Es sind Bilder, die den Atem halten, die in einem atemleeren, atemgefüllten Auszeitmoment sind, da sich nichts rührt, nichts begibt, nichts spricht- und gleich, fast im Jetzt: der Sprung, das Wort, der Blick der Tafel: Eines hebt sich, es schaut, es wird berührt. Gespannte Bilder, gespannte Augenblicke, Innehalten vor der Belebung. Es sind nicht „atemlose" Bilder - das wären gehetzte Bilder. Diese kleinen Gemälde haben vielmehr den Moment, da das Bild ganz ins Auge tritt, innehält, bis es in der Zeit wahrgenommen wird - zeitloser Zeitpunkt in der monochromhaften Farbgebung.

Die Maltechnik ist für all dies wichtig: Das Schleifen des Kreidegrundes lässt Zufälliges im Bild geschehen und wieder genau Gewolltes, graphikartige Unreinheiten: die ganz normale Realität des künstlerischen Werkprozesses. Oder einige Holzflächen werden einfach bemalt, nur der Malgrund wirkt dann ihre Lebendigkeit. Anders – aber mit eigenem Ton die gleiche Melodie aufnehmend - etliche Übermalungen: Über Papiercollagen wird Kreidegrund aufgetragen und bearbeitet, dann geschieht der Farbauftrag – und Realität entsteht, die wahrgenommen werden will: Wie bei den Photoarbeiten, Heliogravüren, Radierungen treten Landschaften auf, hoher Himmel und Horizont, Baumstämme, Feldflecken; ein Haufen erinnert an Arnulf Rainers Graphiken Landschafts-herbst, Heu, Strauch. Achatz malt etwas wie Landstücke: Welt- und Zeitrealität.

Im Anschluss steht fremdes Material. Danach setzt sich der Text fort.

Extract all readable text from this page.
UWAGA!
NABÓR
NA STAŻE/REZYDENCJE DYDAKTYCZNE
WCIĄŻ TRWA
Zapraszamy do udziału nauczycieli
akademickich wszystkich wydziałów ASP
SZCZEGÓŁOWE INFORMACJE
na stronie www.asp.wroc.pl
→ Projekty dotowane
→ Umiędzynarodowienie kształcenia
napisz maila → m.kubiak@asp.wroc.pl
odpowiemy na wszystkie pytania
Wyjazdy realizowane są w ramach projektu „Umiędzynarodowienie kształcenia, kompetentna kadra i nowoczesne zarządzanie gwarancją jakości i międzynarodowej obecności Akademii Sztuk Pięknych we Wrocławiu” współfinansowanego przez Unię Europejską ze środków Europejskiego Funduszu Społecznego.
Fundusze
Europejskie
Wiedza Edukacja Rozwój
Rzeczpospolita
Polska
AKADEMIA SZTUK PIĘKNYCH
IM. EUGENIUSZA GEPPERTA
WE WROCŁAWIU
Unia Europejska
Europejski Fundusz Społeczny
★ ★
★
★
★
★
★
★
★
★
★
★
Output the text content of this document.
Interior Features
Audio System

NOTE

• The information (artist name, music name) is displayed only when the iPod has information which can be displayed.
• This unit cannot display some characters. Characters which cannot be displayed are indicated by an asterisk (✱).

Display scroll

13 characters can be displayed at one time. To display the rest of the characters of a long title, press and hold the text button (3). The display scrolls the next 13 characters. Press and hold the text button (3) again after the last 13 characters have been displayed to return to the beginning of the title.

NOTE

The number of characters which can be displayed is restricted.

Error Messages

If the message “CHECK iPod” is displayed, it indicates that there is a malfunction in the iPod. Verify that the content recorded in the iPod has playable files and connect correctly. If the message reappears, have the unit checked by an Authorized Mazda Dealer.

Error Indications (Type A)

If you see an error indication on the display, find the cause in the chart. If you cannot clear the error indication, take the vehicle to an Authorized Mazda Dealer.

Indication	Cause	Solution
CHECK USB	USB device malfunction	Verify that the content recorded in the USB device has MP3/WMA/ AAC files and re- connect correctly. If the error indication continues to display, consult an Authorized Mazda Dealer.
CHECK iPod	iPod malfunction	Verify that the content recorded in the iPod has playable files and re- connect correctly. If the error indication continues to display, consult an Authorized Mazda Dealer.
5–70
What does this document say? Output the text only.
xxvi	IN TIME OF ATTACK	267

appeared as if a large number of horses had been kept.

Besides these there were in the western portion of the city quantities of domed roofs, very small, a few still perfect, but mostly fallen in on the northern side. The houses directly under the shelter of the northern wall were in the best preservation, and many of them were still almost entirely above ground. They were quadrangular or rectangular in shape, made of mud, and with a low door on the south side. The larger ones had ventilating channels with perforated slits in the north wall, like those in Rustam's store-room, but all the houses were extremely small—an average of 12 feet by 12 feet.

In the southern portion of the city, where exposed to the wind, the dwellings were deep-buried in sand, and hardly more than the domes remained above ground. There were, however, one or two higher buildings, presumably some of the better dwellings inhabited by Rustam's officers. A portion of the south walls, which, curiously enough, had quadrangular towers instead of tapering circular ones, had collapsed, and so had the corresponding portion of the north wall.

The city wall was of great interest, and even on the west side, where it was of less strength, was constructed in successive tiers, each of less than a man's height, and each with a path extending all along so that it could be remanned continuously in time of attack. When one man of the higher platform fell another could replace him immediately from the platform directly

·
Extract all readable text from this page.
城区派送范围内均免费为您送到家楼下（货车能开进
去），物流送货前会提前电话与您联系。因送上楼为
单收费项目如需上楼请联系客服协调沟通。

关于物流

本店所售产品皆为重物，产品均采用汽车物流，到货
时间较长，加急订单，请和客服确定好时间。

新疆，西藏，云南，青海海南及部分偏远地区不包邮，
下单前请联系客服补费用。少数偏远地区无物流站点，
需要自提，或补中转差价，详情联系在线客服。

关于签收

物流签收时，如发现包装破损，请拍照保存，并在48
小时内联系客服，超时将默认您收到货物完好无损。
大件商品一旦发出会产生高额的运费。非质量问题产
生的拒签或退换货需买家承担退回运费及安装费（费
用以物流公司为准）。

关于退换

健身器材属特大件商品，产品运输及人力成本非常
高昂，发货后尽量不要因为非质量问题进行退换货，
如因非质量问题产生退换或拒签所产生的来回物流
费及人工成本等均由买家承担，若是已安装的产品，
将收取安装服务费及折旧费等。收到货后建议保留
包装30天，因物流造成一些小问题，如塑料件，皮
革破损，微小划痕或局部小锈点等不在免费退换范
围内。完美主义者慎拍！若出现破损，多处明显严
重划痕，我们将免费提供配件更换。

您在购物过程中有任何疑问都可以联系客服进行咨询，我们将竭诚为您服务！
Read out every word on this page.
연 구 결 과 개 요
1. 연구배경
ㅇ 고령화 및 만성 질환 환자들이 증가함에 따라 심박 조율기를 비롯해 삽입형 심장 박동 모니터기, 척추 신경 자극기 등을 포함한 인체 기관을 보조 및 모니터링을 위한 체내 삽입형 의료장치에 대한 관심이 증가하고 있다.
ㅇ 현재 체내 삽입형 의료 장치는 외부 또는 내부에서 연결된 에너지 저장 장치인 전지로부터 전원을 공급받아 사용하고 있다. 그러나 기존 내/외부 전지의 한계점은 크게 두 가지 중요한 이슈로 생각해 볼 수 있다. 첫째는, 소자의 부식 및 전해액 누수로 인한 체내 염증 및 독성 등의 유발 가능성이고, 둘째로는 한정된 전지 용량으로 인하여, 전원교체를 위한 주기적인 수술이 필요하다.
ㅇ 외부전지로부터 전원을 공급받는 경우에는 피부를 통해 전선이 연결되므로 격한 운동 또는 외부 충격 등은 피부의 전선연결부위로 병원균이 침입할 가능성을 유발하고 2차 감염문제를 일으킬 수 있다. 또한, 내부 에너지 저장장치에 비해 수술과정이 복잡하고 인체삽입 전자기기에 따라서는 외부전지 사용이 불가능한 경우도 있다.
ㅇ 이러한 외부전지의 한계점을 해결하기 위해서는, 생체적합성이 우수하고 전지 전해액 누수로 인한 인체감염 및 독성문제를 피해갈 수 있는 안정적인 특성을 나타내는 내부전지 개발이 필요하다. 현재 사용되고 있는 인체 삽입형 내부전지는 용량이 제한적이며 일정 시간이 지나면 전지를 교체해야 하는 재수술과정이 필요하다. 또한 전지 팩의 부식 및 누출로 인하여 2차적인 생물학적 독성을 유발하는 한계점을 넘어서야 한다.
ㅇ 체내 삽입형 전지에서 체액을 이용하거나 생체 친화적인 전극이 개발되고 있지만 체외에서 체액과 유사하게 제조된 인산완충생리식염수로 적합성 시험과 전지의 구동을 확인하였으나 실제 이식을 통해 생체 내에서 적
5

Um die Nähe zur Realität geht es dem Künstler Alois Achatz in seinem ganzen Werk. Es ist keine abstrakte Kunst, sondern eine Art von „konkreter Kunst". Dazu helfen die reduzierten Formen. Auch darum sind die Achatzwerke überschaubar, in einem Schauen anschaubar; ein Ganzes; ein Wort, ein prägnanter Satz; sie sind Gedichthaftes - nicht Aufsätze fürs Feuilleton, kein ausführlicher Reisebericht. Aber Poesie, ins Schwarze gehüllt, sich daraus entbergend. Sie fordern vom Künstler viel Zeit zur Vorbereitung - gedanklich wie technisch - viel mehr als in der Ausführung. Eine Art Grundlagenforschung geht der Bildgestaltung voraus, der Prozeß des Suchens und Sehens, ein „Umschreiten" der Idee, und oft noch die Wandlung. Und als poetische Gemälde verlangen die Arbeiten Zeit vom Betrachter: Zeit und Offenheit, um sich in den Gedichtklang einzuhorchen. Karl Schleinkofer, der in seinen Arbeiten einer inneren Realität in Raum und Zeit nachgeht, sagt es im erwähnten Katalog: „Zeit vertan - Licht gewonnen."

Zu den Tafelbildern hat Alois Achatz räumliche Objekte in den Raum gegeben. Diese Skulpturenkästchen erinnern mich an die „Eingerichte" von Walter Zacharias, in denen der Regensburger Meister das Abgelegte, Brüchige, das unbeachtete Kleine und Geringe in der Art von Reliquienkästen in eine bewahrende und aufrichtende Lebensgestalt gebracht hat. Die Kastenskulpturen von Alois Achatz sind klarer, aber in ähnlicher Weise Schauen und Denken anregend, die Realität des vergehenden und zerbrechenden Menschlichen zeigend: spielend, zart, wie auf Zehenspitzen zum Tanz bereit, zur Berührung fähig und willens: Es sind also Gestalten der Hoffnung, des Lächelns, der Möglichkeiten. Wert des Geringen.